La culture va commencer en septembre

A La Réunion on sait aussi planter du chanvre

Pousse de chanvre (Association Chanvre Réunion)

Alors que les agriculteurs commencent à s’organiser pour la diversification de l’activité agricole réunionnaise, l’Association Chanvre Réunion se lance dans le marché du chanvre. Alors que la métropole est la première productrice européenne de ce produit, avec 16 000 hectares de terres consacrées à la culture de cette plante, La Réunion est encore en retrait. Une situation à laquelle l’association veut remédier. Bon à savoir : le chanvre en question n’est pas une drogue et ne provoque aucun effet...

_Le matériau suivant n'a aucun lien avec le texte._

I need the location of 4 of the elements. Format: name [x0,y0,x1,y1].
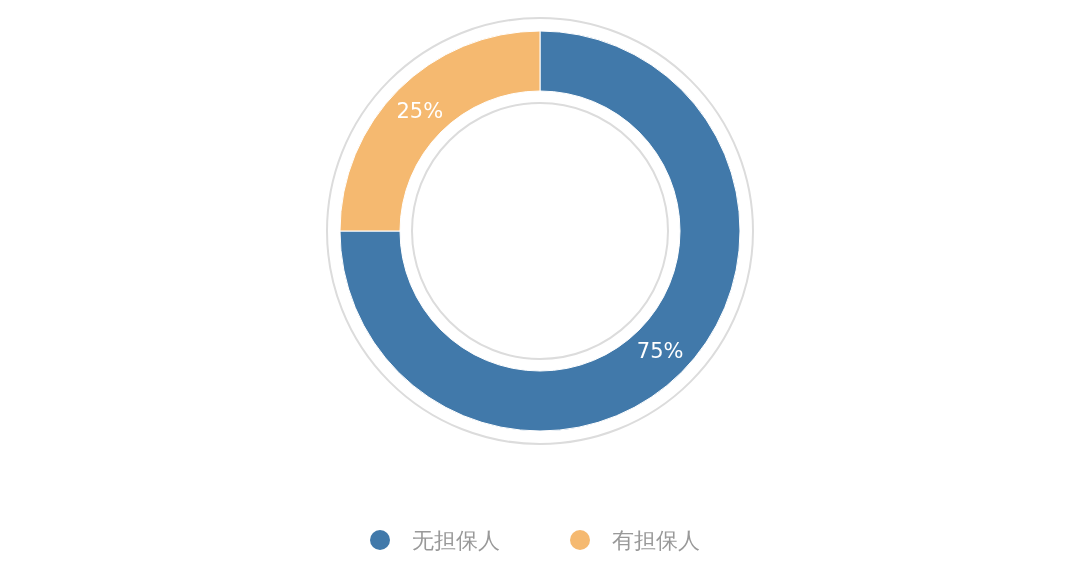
legend-label: 无担保人 [412,527,500,553]
legend-label: 有担保人 [612,527,700,553]
data-label: 75% [636,339,684,364]
data-label: 25% [396,98,444,123]
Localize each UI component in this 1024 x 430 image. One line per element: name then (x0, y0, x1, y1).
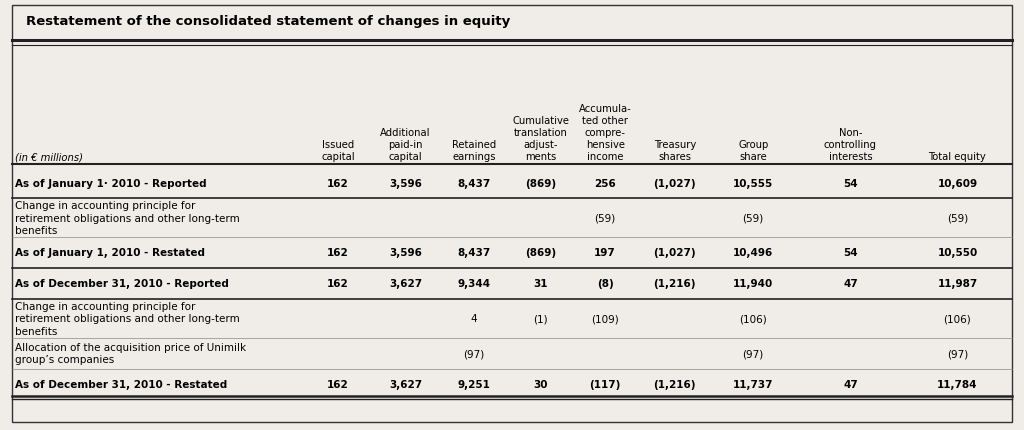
Text: Restatement of the consolidated statement of changes in equity: Restatement of the consolidated statemen… (26, 15, 510, 28)
Text: Allocation of the acquisition price of Unimilk
group’s companies: Allocation of the acquisition price of U… (15, 342, 247, 365)
Text: 8,437: 8,437 (458, 178, 490, 188)
Text: Accumula-
ted other
compre-
hensive
income: Accumula- ted other compre- hensive inco… (579, 104, 632, 162)
Text: (59): (59) (595, 213, 615, 223)
Text: 3,596: 3,596 (389, 178, 422, 188)
Text: (1,216): (1,216) (653, 279, 696, 289)
Text: (106): (106) (739, 313, 767, 324)
Text: 256: 256 (594, 178, 616, 188)
Text: Change in accounting principle for
retirement obligations and other long-term
be: Change in accounting principle for retir… (15, 301, 240, 336)
Text: As of January 1, 2010 - Restated: As of January 1, 2010 - Restated (15, 248, 206, 258)
FancyBboxPatch shape (12, 6, 1012, 422)
Text: 3,627: 3,627 (389, 279, 422, 289)
Text: As of January 1· 2010 - Reported: As of January 1· 2010 - Reported (15, 178, 207, 188)
Text: 54: 54 (843, 178, 858, 188)
Text: (1,216): (1,216) (653, 379, 696, 390)
Text: (in € millions): (in € millions) (15, 152, 83, 162)
Text: 162: 162 (327, 178, 349, 188)
Text: Cumulative
translation
adjust-
ments: Cumulative translation adjust- ments (512, 116, 569, 162)
Text: Additional
paid-in
capital: Additional paid-in capital (380, 128, 431, 162)
Text: 10,555: 10,555 (733, 178, 773, 188)
Text: Total equity: Total equity (929, 152, 986, 162)
Text: (97): (97) (742, 348, 764, 359)
Text: 30: 30 (534, 379, 548, 390)
Text: Change in accounting principle for
retirement obligations and other long-term
be: Change in accounting principle for retir… (15, 201, 240, 235)
Text: 10,609: 10,609 (937, 178, 978, 188)
Text: Retained
earnings: Retained earnings (452, 140, 497, 162)
Text: (8): (8) (597, 279, 613, 289)
Text: Issued
capital: Issued capital (322, 140, 354, 162)
Text: (97): (97) (947, 348, 968, 359)
Text: (1,027): (1,027) (653, 178, 696, 188)
Text: 4: 4 (471, 313, 477, 324)
Text: (106): (106) (943, 313, 972, 324)
Text: (869): (869) (525, 248, 556, 258)
Text: As of December 31, 2010 - Restated: As of December 31, 2010 - Restated (15, 379, 227, 390)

Créée en septembre 2018, il aura fallu un an aux membres de l'Association Chanvre Réunion pour pouvoir commencer à planter leurs graines. D'ici un mois, six terrains seront donc dédiés à la culture du chanvre, afin de déterminer quel climat est le plus adapté. "Il y aura des terrains à Saint-Paul, à Sainte-Suzanne, à la Plaine des Cafres, à l'Entre-Deux, à Saint-Philippe et à Saint-André" liste Benjamin Coudriet, président de l'association. Pour bien se préparer, l'association a accueilli des spécialistes de la culture du chanvre sur l'année passée. "Une cinquantaine d'agriculteurs ont reçu une formation, et une évaluation de la faisabilité technique a été réalisée" continue-t-il.

Mais pourquoi investir dans cette plante ? "Aujourd'hui, l'utilisation du chanvre peut se décliner à de très nombreux marchés : le textile, le cosmétique, la construction, l'alimentaire… Tant de champs de possibilité qui ne sont pas exploités à La Réunion" explique Benjamin Coudriet. Le chanvre offrirait aussi de nombreux avantages du côté écologique, la plante ne nécessitant pas de pesticide. "Un réel atout lorsque l'on sait les quantités utilisées à La Réunion" souligne-t-il. De plus, l'association veut favoriser le circuit court grâce aux marchandises issues du chanvre, produites à La Réunion pour La Réunion. "On ne cherche pas à produire de façon industrielle" souligne le président. Si les plantations devaient prendre, l'association mise sur une pousse qui devrait s'étendre sur trois à quatre mois. "On pourrait donc commencer à commercialiser le chanvre, au moins sous forme de graine, d'ici la fin 2020" précise-t-il. Reste à voir aujourd'hui quelles plantations réussiront à prendre.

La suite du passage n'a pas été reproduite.